Predicted Record
45-37 (Tom), 34-48 (Gil)
Last Year’s Record
42-40
Tom’s Commentary
The way the playoff surprise teams usually work is to give their fans a better regular season than the previous one, followed by a playoff run that fails to match the previous season’s magic on any level, including the number of rounds to which they make it. That sounds about right for the Warriors, whose coach has always been just good enough to win every game one step below his team’s collective talent level, and whose best player one can imagine napping on his couch so as not to climb any stairs. They lose Jason Richardson, which is a decent number of points to have to make up from a team that doesn’t always play efficiently.
Rejoinder From Gil
Has any player ever been suspended and then named a captain before finishing his suspension? If not, Stephen Jackson enters the record books. Fortunately, Cap’n Jackson has a new tattoo: according to ESPN, it’s “two praying hands in front of a church window holding a gun.”

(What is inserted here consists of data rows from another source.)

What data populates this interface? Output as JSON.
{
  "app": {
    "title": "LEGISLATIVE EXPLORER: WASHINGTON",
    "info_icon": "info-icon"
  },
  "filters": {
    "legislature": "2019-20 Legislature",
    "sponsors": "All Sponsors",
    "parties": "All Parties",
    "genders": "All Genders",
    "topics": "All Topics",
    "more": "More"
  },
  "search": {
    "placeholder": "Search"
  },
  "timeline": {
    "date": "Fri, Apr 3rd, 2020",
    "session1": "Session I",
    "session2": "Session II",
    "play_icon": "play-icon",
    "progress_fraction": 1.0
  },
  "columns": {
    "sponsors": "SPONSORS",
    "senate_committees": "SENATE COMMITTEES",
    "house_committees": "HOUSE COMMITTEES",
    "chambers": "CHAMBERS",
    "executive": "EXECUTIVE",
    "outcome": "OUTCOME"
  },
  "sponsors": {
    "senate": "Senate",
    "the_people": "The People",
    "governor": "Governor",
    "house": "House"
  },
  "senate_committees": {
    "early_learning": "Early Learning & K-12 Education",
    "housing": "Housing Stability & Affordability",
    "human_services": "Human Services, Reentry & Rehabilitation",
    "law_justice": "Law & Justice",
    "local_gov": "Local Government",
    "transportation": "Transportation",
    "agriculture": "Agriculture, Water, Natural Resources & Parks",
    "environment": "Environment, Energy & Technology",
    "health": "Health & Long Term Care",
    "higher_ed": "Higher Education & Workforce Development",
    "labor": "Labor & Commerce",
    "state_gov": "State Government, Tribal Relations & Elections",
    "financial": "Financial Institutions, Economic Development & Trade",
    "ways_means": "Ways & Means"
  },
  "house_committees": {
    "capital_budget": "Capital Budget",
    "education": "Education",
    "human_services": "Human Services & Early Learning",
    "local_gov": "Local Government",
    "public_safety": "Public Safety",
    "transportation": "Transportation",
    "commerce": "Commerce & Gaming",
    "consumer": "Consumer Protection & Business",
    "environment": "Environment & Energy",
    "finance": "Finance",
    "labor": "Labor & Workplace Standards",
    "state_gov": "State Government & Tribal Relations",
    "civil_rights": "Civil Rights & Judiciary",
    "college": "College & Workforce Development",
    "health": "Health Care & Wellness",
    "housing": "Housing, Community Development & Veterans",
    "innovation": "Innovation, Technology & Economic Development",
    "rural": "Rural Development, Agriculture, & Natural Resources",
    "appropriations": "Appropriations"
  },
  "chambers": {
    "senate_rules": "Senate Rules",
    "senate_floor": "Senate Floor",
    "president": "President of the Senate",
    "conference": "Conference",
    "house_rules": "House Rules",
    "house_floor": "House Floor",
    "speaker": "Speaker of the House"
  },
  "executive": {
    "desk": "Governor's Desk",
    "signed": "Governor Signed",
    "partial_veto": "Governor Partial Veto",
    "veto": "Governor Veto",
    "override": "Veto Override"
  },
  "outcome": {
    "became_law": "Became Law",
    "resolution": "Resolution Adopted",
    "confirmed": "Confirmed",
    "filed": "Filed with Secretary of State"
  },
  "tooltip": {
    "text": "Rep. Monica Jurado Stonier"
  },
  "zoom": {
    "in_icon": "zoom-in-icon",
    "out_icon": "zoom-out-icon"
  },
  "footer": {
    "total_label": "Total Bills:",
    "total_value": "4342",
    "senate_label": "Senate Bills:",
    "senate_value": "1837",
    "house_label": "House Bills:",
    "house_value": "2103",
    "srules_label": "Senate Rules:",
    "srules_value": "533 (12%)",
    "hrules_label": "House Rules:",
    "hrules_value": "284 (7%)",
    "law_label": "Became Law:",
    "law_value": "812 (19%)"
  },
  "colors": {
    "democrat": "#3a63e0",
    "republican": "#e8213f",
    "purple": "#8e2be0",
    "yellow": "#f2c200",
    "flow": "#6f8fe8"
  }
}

Gratuitous Comics Connection
In Oakland you’re only 11 miles from San Francisco’s Cartoon Art Museum.
Gratuitous Pharma Connection
Amgen, Genentech, and plenty of other biotechs are based out in the Bay area.
The Bottom Line
Baron Davis gets hurt because he never gets in shape before the season begins. They get off to a crappy start and manage to miss the playoffs again. Don Nelson laughs all the way to his bank in Hawaii. –GR
Comics and hoops. You got the best gig going, Tom! Prediction: Warriors are gonna win 60 this year. Players like J. Rich are a dime-a-dozen. Its always easy to find another shooting guard who can score 18 to 20 a night. Nellie is gonna run every team (aside from Phoenix) off the court. Predictably, though, they’ll flame out in the playoffs.